Sometimes you can hear a song a hundred times or more before you really hear it. Bobbie Gentry’s Ode to Billy Joe‘s been around since 1968, a no. 12 in Britain not coming close to the song’s four weeks at no. 1 status in America, and I’ve heard it many times: that lilting, almost awkward acoustic guitar, Gentry’s husking crooning bringing out the Southern accent, the strings austere and distant, sparing.
It’s an oddity of a song, an improbable hit, hard to imagine coming out of nowhere with it’s near stop-start rhythm, its lack of a chorus, its downplayed melody, it’s unlyrical lyrics, spinning out the chatter of a meal, somewhere out in deep rural America, the Mississippi Delta, a million miles away from anything you’d ever consider remotely sophisticated.
But if you listen, and if you hear, Ode to Billy Joe is a very chilling song, a very scary song, a ghost song with an immense void at its heart, something that you sense might be understandable but which, by the end, you realise you just don’t understand at all.
Gentry sings from inside herself, a young girl, still in her teens, coming in for midday with her Mamma and Poppa and Brother, fresh from a morning chopping cotton, to news, delivered casually, that Billy Joe McAlllister, a young man from Choctaw Ridge, has killed himself by jumping off the Tallahatchie Bridge.
The conversation meanders. Poppa comments that Billy Joe had a lick of sense, but his main concern is the ploughing he still needs to do in the Lower Forty. Mamma thinks its a shame. Brother recollects childish pranks involving he and another friend and Billy Joe putting a frog down his sister’s dress at some old Show.
It’s the first suggestion of a link between the singer and Billy Joe, but she says nothing of her own, as little snippets pass harmlessly between the family, drawing together a connection that we sense lies at the very heart of things, about why Billy Joe has killed himself.

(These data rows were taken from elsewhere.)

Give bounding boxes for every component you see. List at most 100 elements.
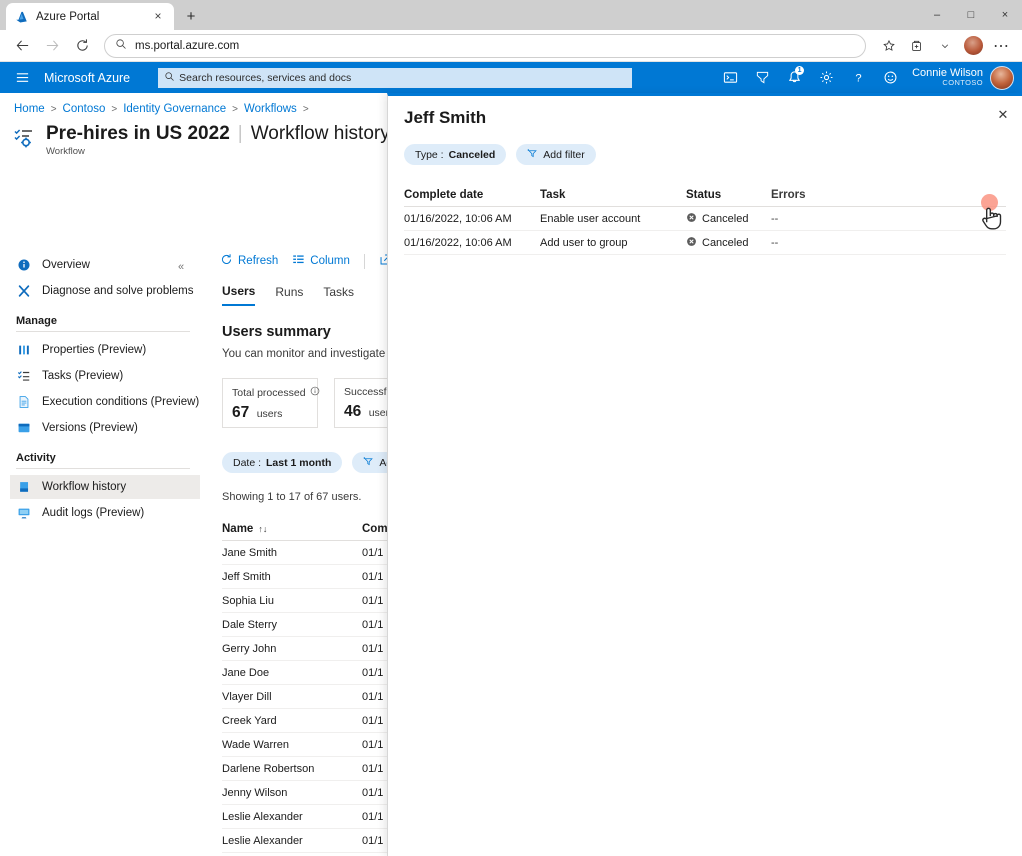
filter-add-icon: [363, 456, 374, 470]
column-header-status[interactable]: Status: [686, 189, 771, 201]
table-row[interactable]: 01/16/2022, 10:06 AMAdd user to groupCan…: [404, 231, 1006, 255]
sidebar-item-diagnose[interactable]: Diagnose and solve problems: [10, 279, 200, 303]
new-tab-button[interactable]: +: [178, 3, 204, 29]
azure-header: Microsoft Azure Search resources, servic…: [0, 62, 1022, 93]
card-unit: users: [257, 408, 283, 420]
panel-add-filter-button[interactable]: Add filter: [516, 144, 595, 165]
cell-complete-date: 01/16/2022, 10:06 AM: [404, 237, 540, 249]
breadcrumb-separator: >: [232, 104, 238, 115]
cloud-shell-icon[interactable]: [714, 62, 746, 93]
sidebar-item-label: Execution conditions (Preview): [42, 396, 199, 408]
close-icon[interactable]: ✕: [994, 106, 1012, 124]
cell-errors: --: [771, 213, 851, 225]
breadcrumb-item-workflows[interactable]: Workflows: [244, 103, 297, 115]
settings-gear-icon[interactable]: [810, 62, 842, 93]
cell-name: Dale Sterry: [222, 619, 362, 631]
sidebar-item-tasks[interactable]: Tasks (Preview): [10, 364, 200, 388]
canceled-icon: [686, 212, 697, 226]
audit-monitor-icon: [16, 505, 32, 521]
sidebar-item-label: Properties (Preview): [42, 344, 146, 356]
breadcrumb-item-identity-governance[interactable]: Identity Governance: [123, 103, 226, 115]
cell-name: Vlayer Dill: [222, 691, 362, 703]
sidebar-item-execution-conditions[interactable]: Execution conditions (Preview): [10, 390, 200, 414]
versions-window-icon: [16, 420, 32, 436]
browser-tab-close-icon[interactable]: ×: [150, 9, 166, 25]
reload-icon[interactable]: [68, 33, 96, 59]
info-circle-icon[interactable]: [310, 386, 320, 399]
command-separator: [364, 254, 365, 269]
azure-brand[interactable]: Microsoft Azure: [44, 71, 130, 85]
cell-errors: --: [771, 237, 851, 249]
window-maximize-icon[interactable]: □: [954, 0, 988, 30]
filter-add-icon: [527, 148, 538, 162]
address-bar-value: ms.portal.azure.com: [135, 40, 239, 52]
tab-tasks[interactable]: Tasks: [323, 285, 354, 305]
address-bar[interactable]: ms.portal.azure.com: [104, 34, 866, 58]
column-header-errors[interactable]: Errors: [771, 189, 851, 201]
table-row[interactable]: 01/16/2022, 10:06 AMEnable user accountC…: [404, 207, 1006, 231]
cell-name: Jane Smith: [222, 547, 362, 559]
sidebar-item-label: Workflow history: [42, 481, 126, 493]
window-close-icon[interactable]: ×: [988, 0, 1022, 30]
page-subtitle-main: Workflow history: [251, 123, 390, 145]
sidebar-divider: [16, 468, 190, 469]
sidebar-item-overview[interactable]: Overview: [10, 253, 200, 277]
cell-name: Creek Yard: [222, 715, 362, 727]
sidebar-item-versions[interactable]: Versions (Preview): [10, 416, 200, 440]
azure-search-input[interactable]: Search resources, services and docs: [158, 68, 632, 88]
cell-task: Enable user account: [540, 213, 686, 225]
cell-name: Gerry John: [222, 643, 362, 655]
breadcrumb-item-home[interactable]: Home: [14, 103, 45, 115]
filter-type-pill[interactable]: Type : Canceled: [404, 144, 506, 165]
sidebar-item-workflow-history[interactable]: Workflow history: [10, 475, 200, 499]
hamburger-icon[interactable]: [10, 66, 34, 90]
column-button[interactable]: Column: [292, 253, 350, 269]
back-icon[interactable]: [8, 33, 36, 59]
favorites-star-icon[interactable]: [876, 34, 902, 58]
user-menu[interactable]: Connie Wilson CONTOSO: [906, 62, 1022, 93]
column-header-complete-date[interactable]: Complete date: [404, 189, 540, 201]
chevron-down-icon[interactable]: [932, 34, 958, 58]
browser-profile-avatar[interactable]: [960, 34, 986, 58]
sort-icon[interactable]: ↑↓: [258, 524, 267, 534]
sidebar-item-label: Versions (Preview): [42, 422, 138, 434]
sidebar-item-label: Overview: [42, 259, 90, 271]
filter-prefix: Date :: [233, 457, 261, 469]
column-header-name[interactable]: Name ↑↓: [222, 523, 362, 535]
breadcrumb-item-contoso[interactable]: Contoso: [63, 103, 106, 115]
sidebar-collapse-button[interactable]: «: [178, 261, 184, 273]
notifications-badge: 1: [795, 66, 804, 75]
refresh-button[interactable]: Refresh: [220, 253, 278, 269]
feedback-smiley-icon[interactable]: [874, 62, 906, 93]
panel-title: Jeff Smith: [388, 96, 1022, 128]
tab-users[interactable]: Users: [222, 284, 255, 306]
refresh-label: Refresh: [238, 255, 278, 267]
column-label: Column: [310, 255, 350, 267]
sidebar-item-properties[interactable]: Properties (Preview): [10, 338, 200, 362]
browser-more-icon[interactable]: ⋯: [988, 34, 1014, 58]
panel-table-header-row: Complete date Task Status Errors: [404, 183, 1006, 207]
sidebar-item-audit-logs[interactable]: Audit logs (Preview): [10, 501, 200, 525]
help-question-icon[interactable]: ?: [842, 62, 874, 93]
tab-runs[interactable]: Runs: [275, 285, 303, 305]
azure-logo-icon: [14, 9, 29, 24]
card-value: 46: [344, 403, 361, 420]
column-header-label: Name: [222, 523, 253, 535]
user-detail-panel: Jeff Smith ✕ Type : Canceled Add filter …: [387, 93, 1022, 856]
properties-bars-icon: [16, 342, 32, 358]
column-header-task[interactable]: Task: [540, 189, 686, 201]
window-minimize-icon[interactable]: –: [920, 0, 954, 30]
browser-tab[interactable]: Azure Portal ×: [6, 3, 174, 30]
cell-name: Sophia Liu: [222, 595, 362, 607]
browser-tab-title: Azure Portal: [36, 11, 143, 23]
filter-date-pill[interactable]: Date : Last 1 month: [222, 452, 342, 473]
status-badge: Canceled: [686, 236, 771, 250]
directories-filter-icon[interactable]: [746, 62, 778, 93]
panel-task-table: Complete date Task Status Errors 01/16/2…: [388, 165, 1022, 255]
forward-icon: [38, 33, 66, 59]
page-title: Pre-hires in US 2022: [46, 123, 230, 145]
collections-icon[interactable]: [904, 34, 930, 58]
history-book-icon: [16, 479, 32, 495]
user-org: CONTOSO: [912, 79, 983, 87]
notifications-bell-icon[interactable]: 1: [778, 62, 810, 93]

But it’s a void, a ghost story. All we have are guesses. The girl knows something, but she’s not going to bring anything to this dinner conversation, not now, not ever. Ever. And that’s what is so disturbing. Something happened, and we sense ourselves at the very edge of a tragedy all the bigger for remaining undefined.
Perhaps it’s something mundane, something down-home and simple and trite, but it’s still cost a life and we will never know why or how. Just what was it that was thrown off the bridge the other day? A film was made, an entire film, to give an explanation to this song, and the film-makers chose to make the thing into a doll, the girl’s doll, thrown away in a psychological attempt to make her grow out of childhood. But that was the film-makers’ interpretation, because we just don’t know. There are no answers, only an impenetrable shadow, but what led up to Billy Joe’s death becomes a curse that causes the collapse of this family in which Miss Gentry shelters her secret.
Within a year, Brother’s married and moved out a ways, Poppa’s died of a fever and Momma’s been broken by it. The girl is still silent, but she’s drawn back, time and again, to Choctaw Ridge, picking flowers and dropping them into the muddy waters off the Tallahatchie Bridge.
These are real places, names. They don’t merely exist, they are the geography of Bobbie Gentry’s childhood. Knowing this raises the fears another notch. It’s just a song, a slow, quiet, gentle, song, with something concealed in the heart of it that we will never know, for certain. And what if it’s real? What if it’s not only a song?